Aligner
This module implements the aligner.
- class Data(score: float)
Private data class for the Needleman-Wunsch+Gotoh sequence aligner.
- __init__(score: float)
- score: float
The current score.
- p: float
\(P_{m,n}\) in [Gotoh1982].
- q: float
\(Q_{m,n}\) in [Gotoh1982].
- pSize: int
The size of the p gap. \(k\) in [Gotoh1982].
- qSize: int
The size of the q gap. \(k\) in [Gotoh1982].
- class Aligner(start_score: float = - 1.0, open_score: float = - 1.0, extend_score: float = - 0.5)
A generic Needleman-Wunsch+Gotoh sequence aligner.
This implementation uses Gotoh’s improvements to get \(\mathcal{O}(mn)\) running time and reduce memory requirements to essentially the backtracking matrix only. In Gotoh’s technique the gap weight formula must be of the special form \(w_k = uk + v\) (affine gap). \(k\) is the gap size, \(v\) is the gap opening score and \(u\) the gap extension score.

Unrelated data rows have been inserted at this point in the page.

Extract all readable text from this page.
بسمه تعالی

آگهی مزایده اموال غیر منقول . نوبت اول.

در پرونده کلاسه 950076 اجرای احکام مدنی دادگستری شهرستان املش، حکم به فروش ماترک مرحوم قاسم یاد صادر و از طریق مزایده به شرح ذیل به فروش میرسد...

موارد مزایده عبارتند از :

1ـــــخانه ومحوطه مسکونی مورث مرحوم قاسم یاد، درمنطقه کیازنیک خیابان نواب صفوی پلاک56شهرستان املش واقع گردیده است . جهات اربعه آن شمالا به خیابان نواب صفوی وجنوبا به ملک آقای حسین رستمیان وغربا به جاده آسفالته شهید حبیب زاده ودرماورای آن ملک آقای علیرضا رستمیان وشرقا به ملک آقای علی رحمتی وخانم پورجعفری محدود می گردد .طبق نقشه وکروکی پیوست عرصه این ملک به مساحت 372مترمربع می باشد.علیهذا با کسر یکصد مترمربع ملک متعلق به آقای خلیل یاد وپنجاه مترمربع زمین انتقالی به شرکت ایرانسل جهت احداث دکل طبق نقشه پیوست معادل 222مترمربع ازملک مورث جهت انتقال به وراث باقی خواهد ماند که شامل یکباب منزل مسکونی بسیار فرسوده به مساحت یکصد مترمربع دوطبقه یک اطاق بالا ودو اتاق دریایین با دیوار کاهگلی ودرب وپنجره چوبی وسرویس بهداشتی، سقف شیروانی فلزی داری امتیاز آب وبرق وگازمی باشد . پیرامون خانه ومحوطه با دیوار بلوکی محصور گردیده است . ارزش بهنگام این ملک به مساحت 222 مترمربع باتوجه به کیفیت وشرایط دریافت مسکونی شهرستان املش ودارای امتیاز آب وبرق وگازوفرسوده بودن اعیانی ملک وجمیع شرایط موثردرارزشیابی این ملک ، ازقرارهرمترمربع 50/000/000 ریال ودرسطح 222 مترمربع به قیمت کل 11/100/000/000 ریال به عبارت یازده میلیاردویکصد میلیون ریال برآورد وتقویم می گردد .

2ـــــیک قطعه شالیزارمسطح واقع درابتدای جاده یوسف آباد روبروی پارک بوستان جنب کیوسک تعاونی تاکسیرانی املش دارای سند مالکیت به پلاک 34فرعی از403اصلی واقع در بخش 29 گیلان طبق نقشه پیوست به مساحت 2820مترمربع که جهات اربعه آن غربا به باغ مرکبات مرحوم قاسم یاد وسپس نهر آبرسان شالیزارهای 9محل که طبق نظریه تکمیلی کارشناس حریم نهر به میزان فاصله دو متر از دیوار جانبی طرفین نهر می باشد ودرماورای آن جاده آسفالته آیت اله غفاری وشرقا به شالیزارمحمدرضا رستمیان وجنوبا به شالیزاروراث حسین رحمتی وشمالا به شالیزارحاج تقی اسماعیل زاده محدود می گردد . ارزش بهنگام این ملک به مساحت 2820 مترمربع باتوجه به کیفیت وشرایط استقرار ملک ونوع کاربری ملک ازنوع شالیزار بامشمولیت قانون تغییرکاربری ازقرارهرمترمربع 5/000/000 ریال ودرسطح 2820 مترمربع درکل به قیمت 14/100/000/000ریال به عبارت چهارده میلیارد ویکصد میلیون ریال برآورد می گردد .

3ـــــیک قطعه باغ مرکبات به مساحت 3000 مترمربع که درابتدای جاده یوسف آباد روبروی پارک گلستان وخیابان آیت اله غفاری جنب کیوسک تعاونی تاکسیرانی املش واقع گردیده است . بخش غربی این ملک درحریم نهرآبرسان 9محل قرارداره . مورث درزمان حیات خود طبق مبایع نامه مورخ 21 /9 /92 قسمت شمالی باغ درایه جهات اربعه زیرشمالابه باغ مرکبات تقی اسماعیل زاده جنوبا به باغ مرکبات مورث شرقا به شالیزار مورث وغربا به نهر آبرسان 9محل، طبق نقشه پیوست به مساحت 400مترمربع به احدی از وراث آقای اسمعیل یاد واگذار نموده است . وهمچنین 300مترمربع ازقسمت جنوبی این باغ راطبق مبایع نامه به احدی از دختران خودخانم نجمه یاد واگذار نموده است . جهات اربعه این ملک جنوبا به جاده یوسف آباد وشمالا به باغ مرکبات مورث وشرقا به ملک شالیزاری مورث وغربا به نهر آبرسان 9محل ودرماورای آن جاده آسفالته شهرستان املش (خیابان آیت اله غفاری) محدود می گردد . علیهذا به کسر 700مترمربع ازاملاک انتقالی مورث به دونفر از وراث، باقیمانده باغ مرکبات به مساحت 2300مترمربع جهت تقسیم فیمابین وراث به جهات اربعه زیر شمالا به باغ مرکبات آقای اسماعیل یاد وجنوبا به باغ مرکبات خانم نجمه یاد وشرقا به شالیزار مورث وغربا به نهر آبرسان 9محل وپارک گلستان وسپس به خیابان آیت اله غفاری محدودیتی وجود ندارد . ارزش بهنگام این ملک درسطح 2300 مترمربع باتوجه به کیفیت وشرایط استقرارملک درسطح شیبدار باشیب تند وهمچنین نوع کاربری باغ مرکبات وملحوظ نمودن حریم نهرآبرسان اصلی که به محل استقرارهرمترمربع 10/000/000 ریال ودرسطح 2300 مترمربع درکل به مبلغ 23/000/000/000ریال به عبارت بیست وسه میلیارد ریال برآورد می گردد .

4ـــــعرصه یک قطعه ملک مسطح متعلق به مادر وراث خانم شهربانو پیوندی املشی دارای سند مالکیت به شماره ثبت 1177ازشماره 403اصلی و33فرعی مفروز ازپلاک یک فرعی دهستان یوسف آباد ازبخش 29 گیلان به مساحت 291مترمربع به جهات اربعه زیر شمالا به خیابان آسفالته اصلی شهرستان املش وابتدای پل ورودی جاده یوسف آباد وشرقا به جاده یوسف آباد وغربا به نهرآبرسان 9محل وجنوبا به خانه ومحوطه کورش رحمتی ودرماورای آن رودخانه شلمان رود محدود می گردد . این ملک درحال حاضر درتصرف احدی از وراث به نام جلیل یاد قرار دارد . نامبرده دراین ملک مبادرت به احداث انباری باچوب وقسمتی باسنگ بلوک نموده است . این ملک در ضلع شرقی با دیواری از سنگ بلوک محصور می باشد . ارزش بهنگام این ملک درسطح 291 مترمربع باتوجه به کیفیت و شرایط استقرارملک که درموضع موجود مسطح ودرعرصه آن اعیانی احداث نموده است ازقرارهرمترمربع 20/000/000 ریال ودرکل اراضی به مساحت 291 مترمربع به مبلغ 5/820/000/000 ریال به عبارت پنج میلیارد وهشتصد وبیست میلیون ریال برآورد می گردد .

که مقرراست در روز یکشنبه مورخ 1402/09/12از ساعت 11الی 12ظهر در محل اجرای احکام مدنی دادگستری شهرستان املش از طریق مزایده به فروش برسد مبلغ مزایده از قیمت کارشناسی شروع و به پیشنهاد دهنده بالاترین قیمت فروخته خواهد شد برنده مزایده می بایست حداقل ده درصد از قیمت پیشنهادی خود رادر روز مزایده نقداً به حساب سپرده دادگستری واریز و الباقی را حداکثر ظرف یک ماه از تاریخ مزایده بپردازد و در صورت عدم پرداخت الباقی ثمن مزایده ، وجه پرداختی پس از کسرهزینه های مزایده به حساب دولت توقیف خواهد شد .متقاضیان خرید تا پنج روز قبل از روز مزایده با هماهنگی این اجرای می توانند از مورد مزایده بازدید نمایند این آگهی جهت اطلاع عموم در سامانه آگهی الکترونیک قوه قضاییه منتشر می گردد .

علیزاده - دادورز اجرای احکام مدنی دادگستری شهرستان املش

The aligner is type-agnostic and expects only to call the method
Strategy.similarity()
on the given strategy.- __init__(start_score: float = - 1.0, open_score: float = - 1.0, extend_score: float = - 0.5)
- start_score: float
The gap opening score at the start of the string. Set this to 0 to find local alignments.
- open_score: float
The gap opening score \(v\).
- extend_score: float
The gap extension score \(u\).
- align(strategy: super_collator.strategy.Strategy[super_collator.token.TT], tokens_a: Sequence[super_collator.token.Token[super_collator.token.TT]], tokens_b: Sequence[super_collator.token.Token[super_collator.token.TT]]) Tuple[Sequence[super_collator.token.Token[super_collator.token.TT]], float]
Align two sequences.
- Returns
the aligned sequence (of MultiTokens) and the score
- build_debug_matrix(matrix: List[List[super_collator.aligner.Data]], len_matrix: List[List[int]], ts_a: Sequence[super_collator.token.Token[super_collator.token.TT]], ts_b: Sequence[super_collator.token.Token[super_collator.token.TT]]) str
Build a human-readable debug matrix.
- Parameters
matrix – the full scoring matrix
len_matrix – the backtracking matrix
ts_a – the first aligned string
ts_b – the second aligned string
- Return str
the debug matrix as human readable string